Lance Lowenstein, an attorney in Kansas City, Missouri, says he sees cases involving those contracts about once a week.
“Deed contracts are a lot like ‘buy here, pay here’ car lots for real estate,” he said in an interview at his office in northeast Kansas City, home to many immigrants and communities in economic difficulty.
Deed contracts — also known as land contracts, installment sales, or deed bonds — proliferated nationwide and especially in the Midwest in the wake of the 2008 subprime mortgage crisis. Purchase – sometimes called leases with option to buy – have similar characteristics that often transfer the benefit of these transactions to sellers.
Investors, ranging from small buyers with just a few homes to Wall Street hedge funds, rushed after the housing crisis and bought properties in bulk from foreclosure or from sponsored mortgage buyers. the Fannie Mae government and Freddie Mac. Homes, often uninhabitable or in poor condition and located in low-income communities, are typically marketed to those most at risk of exploitation: black, Latino or immigrant residents.
And while state attorneys general in the Northeast and Great Lakes region have made large-scale contracts for deed or hire-purchase sellers who use deceptive tactics, attorneys general in the Midwest take no not often coercive measures.
A 2019 study by Harvard University’s Joint Center for Housing Studies describes an earlier era of deed contracts in Chicago, where blockbusting and redlining drove down house prices in the 1960s and 1970s. Investors used the sales contracts to sell properties at inflated prices with high interest rates to people who couldn’t get a conventional mortgage.
“These contracts were designed to fail,” the Harvard study said, “allowing the seller to recover ownership, a form of equity stripping.”
Taz George, senior research analyst at the Federal Reserve Bank of Chicago, said access to mortgages is an important way for families to build wealth.
George, co-author of the Harvard study, said lenders rarely underwrite loans in low-income communities where homes cost less than $100,000 and are often in need of repairs. Thus, deed contracts sometimes fill the void.
“Really, what we’ve found is that communities that have a high number of land contract sales, have a whole host of other housing and economic issues,” George said.
Deed contracts are marketed as a way for people who can’t get a conventional mortgage to fulfill the dream of owning a home.
“It’s exactly the same argument that payday lenders use. It’s not new: ‘We have to exploit low-income people, otherwise their life will be worse,'” Kornya said.
While never ideal, lawyers and experts say deed contracts can be one of the few options for some real estate transactions.
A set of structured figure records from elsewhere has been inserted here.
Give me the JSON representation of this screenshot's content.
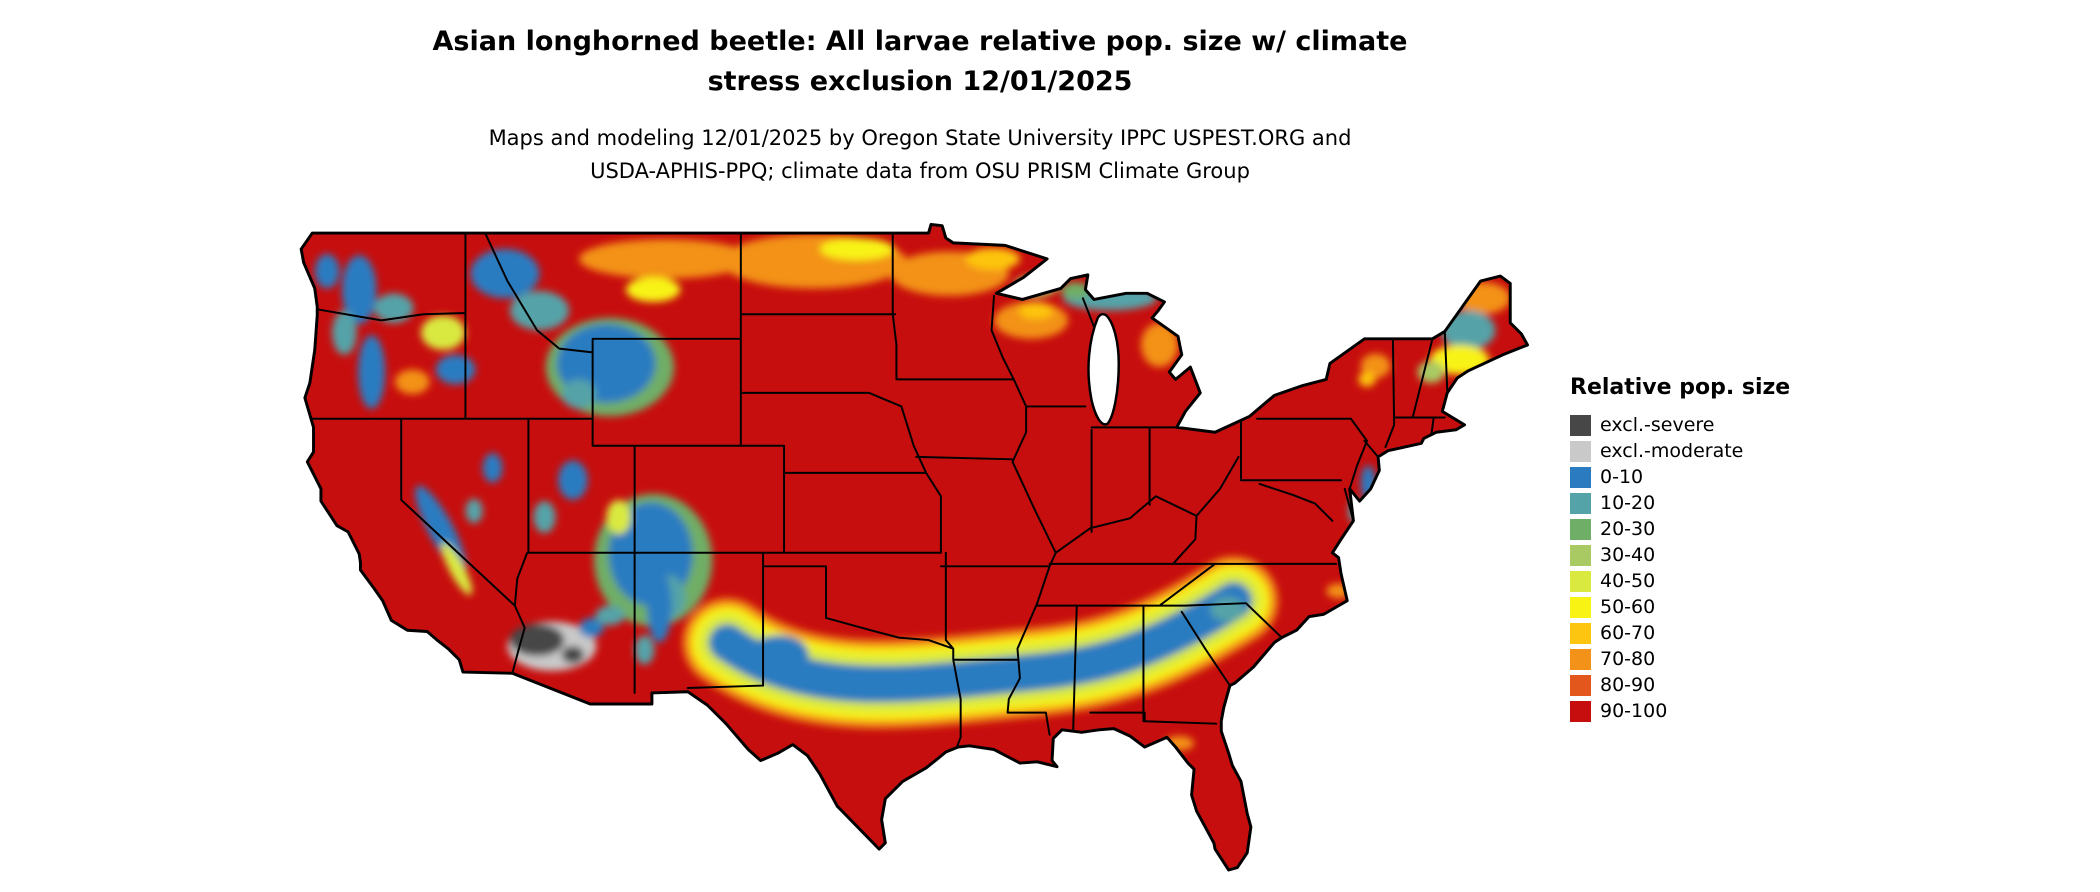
{
  "title": {
    "line1": "Asian longhorned beetle: All larvae relative pop. size w/ climate",
    "line2": "stress exclusion 12/01/2025"
  },
  "subtitle": {
    "line1": "Maps and modeling 12/01/2025 by Oregon State University IPPC USPEST.ORG and",
    "line2": "USDA-APHIS-PPQ; climate data from OSU PRISM Climate Group"
  },
  "map": {
    "description": "Contiguous United States choropleth raster of Asian longhorned beetle relative population size",
    "base_color": "#c70e0e",
    "border_color": "#000000",
    "water_color": "#ffffff"
  },
  "legend": {
    "title": "Relative pop. size",
    "items": [
      {
        "label": "excl.-severe",
        "color": "#474747"
      },
      {
        "label": "excl.-moderate",
        "color": "#c9c9c9"
      },
      {
        "label": "0-10",
        "color": "#2b7bc1"
      },
      {
        "label": "10-20",
        "color": "#54a3a8"
      },
      {
        "label": "20-30",
        "color": "#6fae66"
      },
      {
        "label": "30-40",
        "color": "#a9c963"
      },
      {
        "label": "40-50",
        "color": "#d9e93f"
      },
      {
        "label": "50-60",
        "color": "#f8f312"
      },
      {
        "label": "60-70",
        "color": "#fdc410"
      },
      {
        "label": "70-80",
        "color": "#f39219"
      },
      {
        "label": "80-90",
        "color": "#e4571c"
      },
      {
        "label": "90-100",
        "color": "#c70e0e"
      }
    ]
  }
}
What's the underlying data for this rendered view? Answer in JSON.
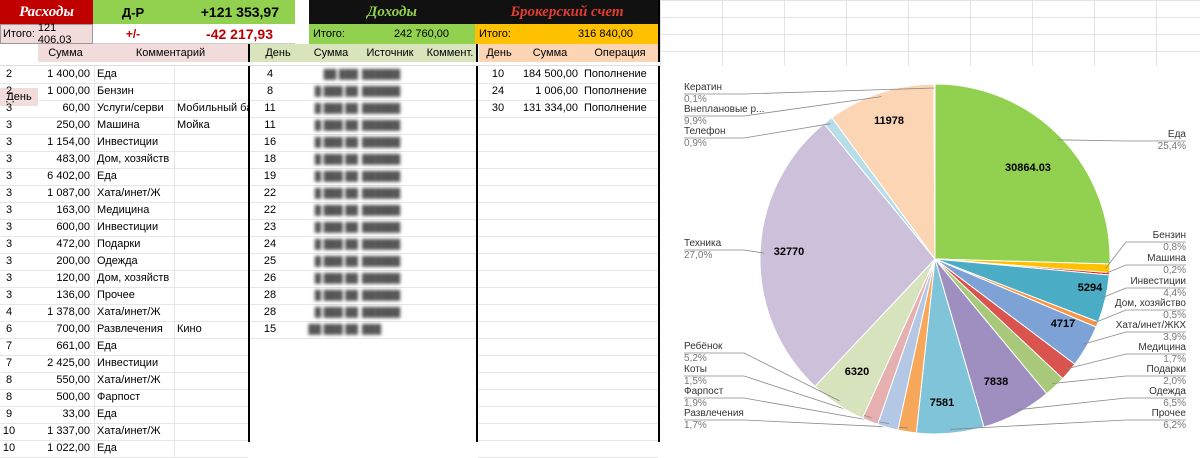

Buyers who don’t have a credit history, have damaged credit, or can’t make a down payment often don’t qualify for a loan from banks or mortgage companies.
Echoing Harvard’s findings, the Joint Center for Housing Studies says traditional mortgage companies are reluctant to lend in troubled neighborhoods, leaving seller-financed loans or a deed contract, the instrument of last resort.
“We find that the ratio of new mortgages to households is one of the strongest predictors of contract-to-deed activity,” the study says.
A lack of financial services in low-income communities and – increasingly – in rural communities influences the demand for non-traditional loan arrangements.
Michael Duffy, a semi-retired attorney who has handled dozens of cases involving abuse of real estate contracts, said despite the risks, deed contracts can be helpful with those responsible.
“I don’t think (deed contracts) should be illegal,” Duffy said. “They just need to be more tightly regulated. It’s kind of a Wild West there.